ByteDance's research team mentioned a groundbreaking core idea: The pattern of generating a large amount of text outside to make the model think will be completely abandoned (This sentence was not translated as the instruction states to only translate the Chinese content. The original form is retained here), and instead, the input sequence is repeatedly and iteratively calculated internally multiple times in the same group of Transformer layers to perform deep logical inferences in the "black box" of the model.

And graph search is exactly the ideal domain for this architecture in theory.

The mystery is not only the similarity between the two architectures.

In the SWE - Bench test, Mythos generated only one - fifth of the tokens compared to its predecessor model Opus 4.6, but the duration of inference until the final result was longer.

According to the traditional computing logic, the computing speed should be faster when the output is less.

But if, as in looped language models, the massive computing costs are hidden in internal loops where no tokens are output, this seemingly contradictory phenomenon can be perfectly explained.

Despite the obvious differences in model performance, Anthropic's silence in the face of external doubts seems more like an attempt to hide something.

Of course, no speculation can be confirmed as long as the model is not publicly released.

But we still have reason to assume that the next top - tier model, which represents the highest technical achievement of the American Silicon Valley, was probably inspired by the unrestricted academic release of a Chinese team in the open - source community for the design idea of its core architecture.

Although the power structure of large AI models in China and abroad has already been largely established, this hidden technical route change is already an unspoken "secret" in the industry.

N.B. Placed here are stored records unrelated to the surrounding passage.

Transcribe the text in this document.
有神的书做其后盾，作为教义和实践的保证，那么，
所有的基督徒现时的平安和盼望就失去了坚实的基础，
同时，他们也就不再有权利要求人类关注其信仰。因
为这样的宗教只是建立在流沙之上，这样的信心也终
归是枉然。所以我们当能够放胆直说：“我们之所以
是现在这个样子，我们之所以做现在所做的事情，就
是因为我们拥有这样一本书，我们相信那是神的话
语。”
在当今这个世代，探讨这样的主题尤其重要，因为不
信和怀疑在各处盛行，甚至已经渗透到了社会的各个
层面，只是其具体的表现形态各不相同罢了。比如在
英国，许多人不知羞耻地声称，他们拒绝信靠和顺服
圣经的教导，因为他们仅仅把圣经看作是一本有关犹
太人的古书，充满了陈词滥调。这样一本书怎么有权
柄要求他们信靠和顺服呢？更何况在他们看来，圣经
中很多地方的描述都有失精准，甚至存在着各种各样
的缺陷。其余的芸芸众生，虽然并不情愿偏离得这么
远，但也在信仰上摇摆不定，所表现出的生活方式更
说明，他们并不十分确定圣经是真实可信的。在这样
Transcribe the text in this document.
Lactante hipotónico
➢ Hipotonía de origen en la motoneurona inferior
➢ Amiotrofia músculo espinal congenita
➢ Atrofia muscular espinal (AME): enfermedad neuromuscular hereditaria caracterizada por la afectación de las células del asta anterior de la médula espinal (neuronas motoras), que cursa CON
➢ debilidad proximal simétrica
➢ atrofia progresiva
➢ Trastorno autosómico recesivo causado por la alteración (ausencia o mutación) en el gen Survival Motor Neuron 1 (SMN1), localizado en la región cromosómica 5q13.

Under these circumstances, how can the internationally leading AI companies afford to boycott the distillation practices of Chinese AI companies together?

03

The silently shortened cache time interval

Anthropic's strange actions go far beyond that.

While Mythos shows god - like capabilities, the computing power costs that support these capabilities are still a mystery.

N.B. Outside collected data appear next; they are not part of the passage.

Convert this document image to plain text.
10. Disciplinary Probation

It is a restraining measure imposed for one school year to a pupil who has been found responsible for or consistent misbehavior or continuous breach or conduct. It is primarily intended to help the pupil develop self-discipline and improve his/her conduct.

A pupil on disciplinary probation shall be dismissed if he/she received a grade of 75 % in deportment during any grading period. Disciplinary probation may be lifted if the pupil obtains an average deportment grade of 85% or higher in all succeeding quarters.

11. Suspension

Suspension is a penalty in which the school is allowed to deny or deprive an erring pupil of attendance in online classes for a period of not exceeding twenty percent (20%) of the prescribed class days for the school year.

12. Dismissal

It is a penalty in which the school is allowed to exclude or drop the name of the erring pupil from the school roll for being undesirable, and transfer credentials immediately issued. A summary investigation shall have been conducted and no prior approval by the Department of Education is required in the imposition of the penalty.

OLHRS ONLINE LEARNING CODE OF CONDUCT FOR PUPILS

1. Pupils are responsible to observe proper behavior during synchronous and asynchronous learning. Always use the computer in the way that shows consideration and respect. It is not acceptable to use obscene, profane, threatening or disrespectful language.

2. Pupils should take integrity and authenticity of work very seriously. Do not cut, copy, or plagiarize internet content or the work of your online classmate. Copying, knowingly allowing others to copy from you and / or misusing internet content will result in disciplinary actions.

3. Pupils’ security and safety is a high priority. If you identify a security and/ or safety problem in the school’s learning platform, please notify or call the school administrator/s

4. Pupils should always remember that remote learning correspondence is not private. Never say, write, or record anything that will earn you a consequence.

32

However, it's already clear who has to pay the bill: Thousands of innocent developers.

Recently, a developer named seanGSISG published a data analysis report on GitHub and exposed Anthropic's secret manipulations with nearly 120,000 call log files of the Claude Code API:

From March 6th to 8th, Anthropic silently shortened the standard time - to - live (TTL) of the API prompt cache from the original one hour to five minutes without any announcement, update log, or warning.

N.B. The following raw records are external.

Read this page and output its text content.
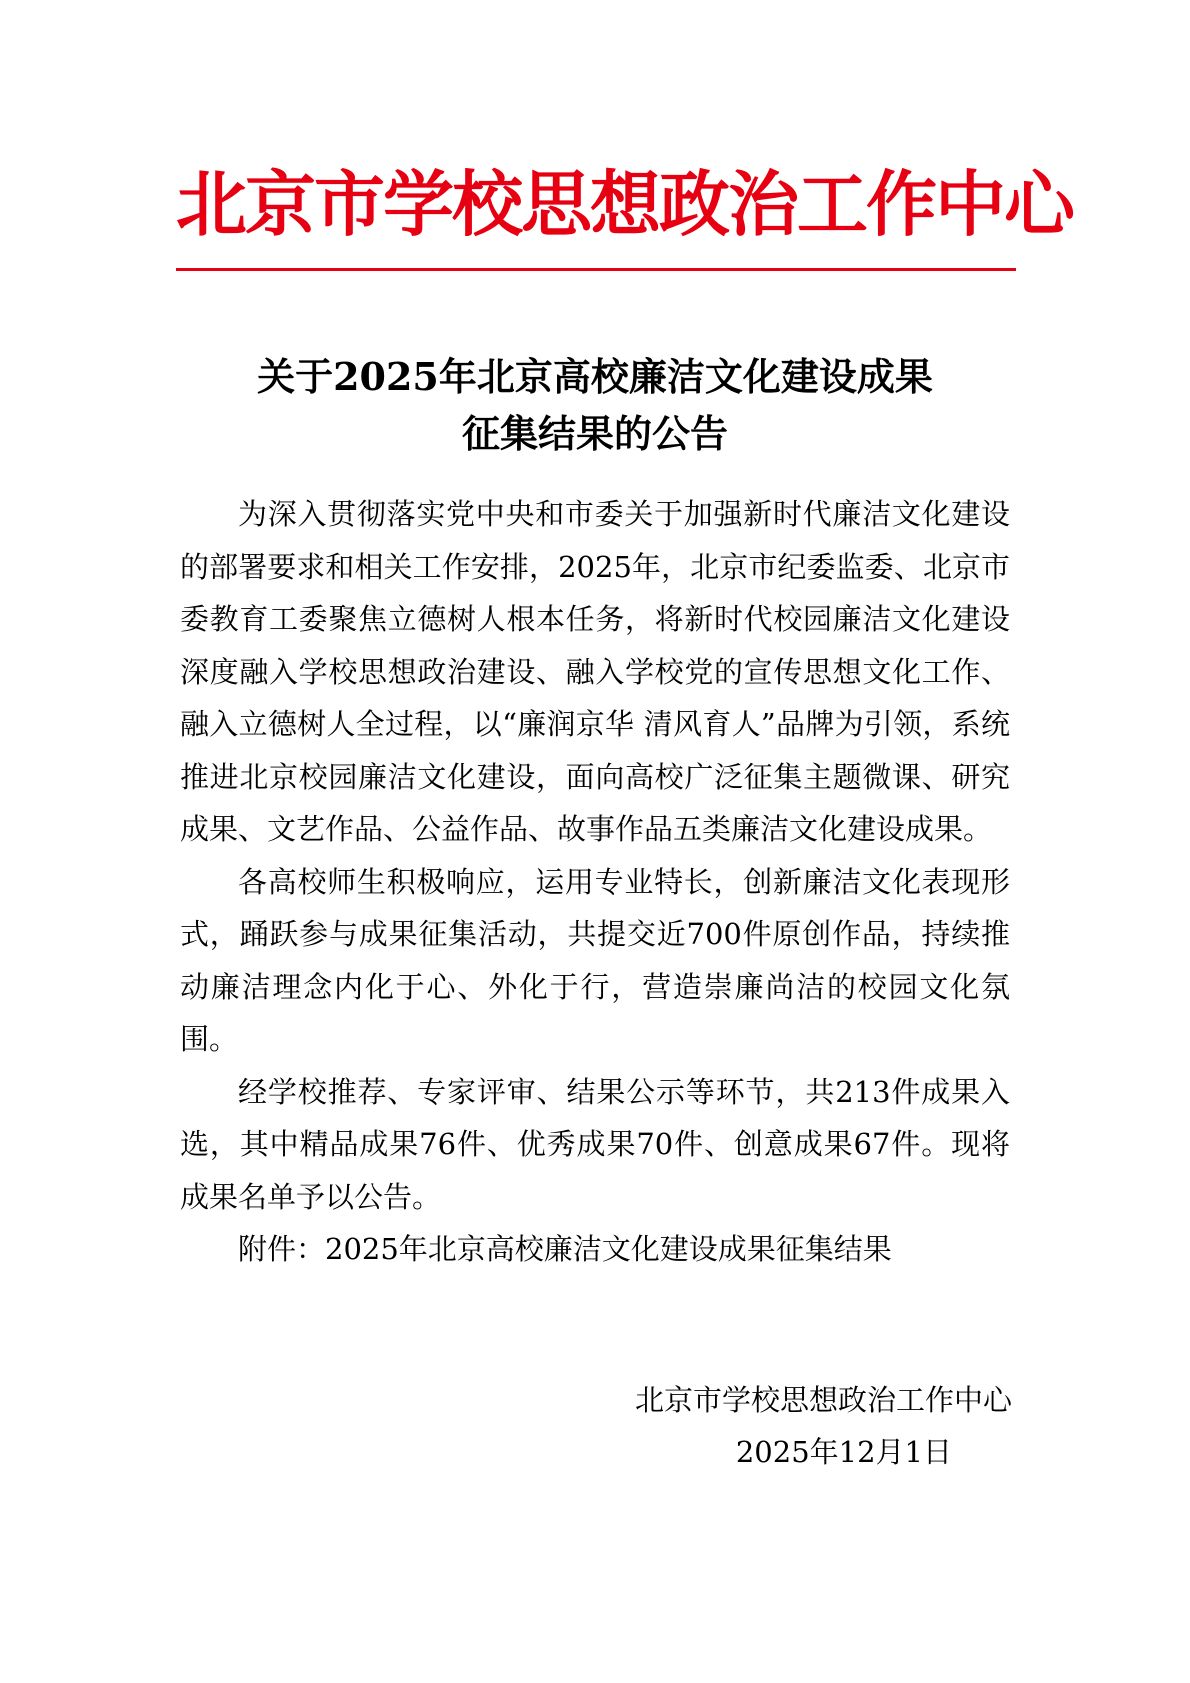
北京市学校思想政治工作中心
关于2025年北京高校廉洁文化建设成果
征集结果的公告

为深入贯彻落实党中央和市委关于加强新时代廉洁文化建设的部署要求和相关工作安排，2025年，北京市纪委监委、北京市委教育工委聚焦立德树人根本任务，将新时代校园廉洁文化建设深度融入学校思想政治建设、融入学校党的宣传思想文化工作、融入立德树人全过程，以“廉润京华 清风育人”品牌为引领，系统推进北京校园廉洁文化建设，面向高校广泛征集主题微课、研究成果、文艺作品、公益作品、故事作品五类廉洁文化建设成果。

各高校师生积极响应，运用专业特长，创新廉洁文化表现形式，踊跃参与成果征集活动，共提交近700件原创作品，持续推动廉洁理念内化于心、外化于行，营造崇廉尚洁的校园文化氛围。

经学校推荐、专家评审、结果公示等环节，共213件成果入选，其中精品成果76件、优秀成果70件、创意成果67件。现将成果名单予以公告。

附件：2025年北京高校廉洁文化建设成果征集结果

北京市学校思想政治工作中心
2025年12月1日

The sudden drop in time has led to a sharp increase in costs.

From February 1st to March 5th, the system ran stably with a cache time interval of one hour, and the waste of cache resources was only 1.1% at that time.

However, the five - minute cache update cycle since March 6th is like a vampire plundering developers' wallets.

Even the call of the sonnet model has increased the hidden usage costs of users by 17%, and the waste of money in March has risen to 26%.

The driving force behind this simple and crude computing logic is undoubtedly commercial greed.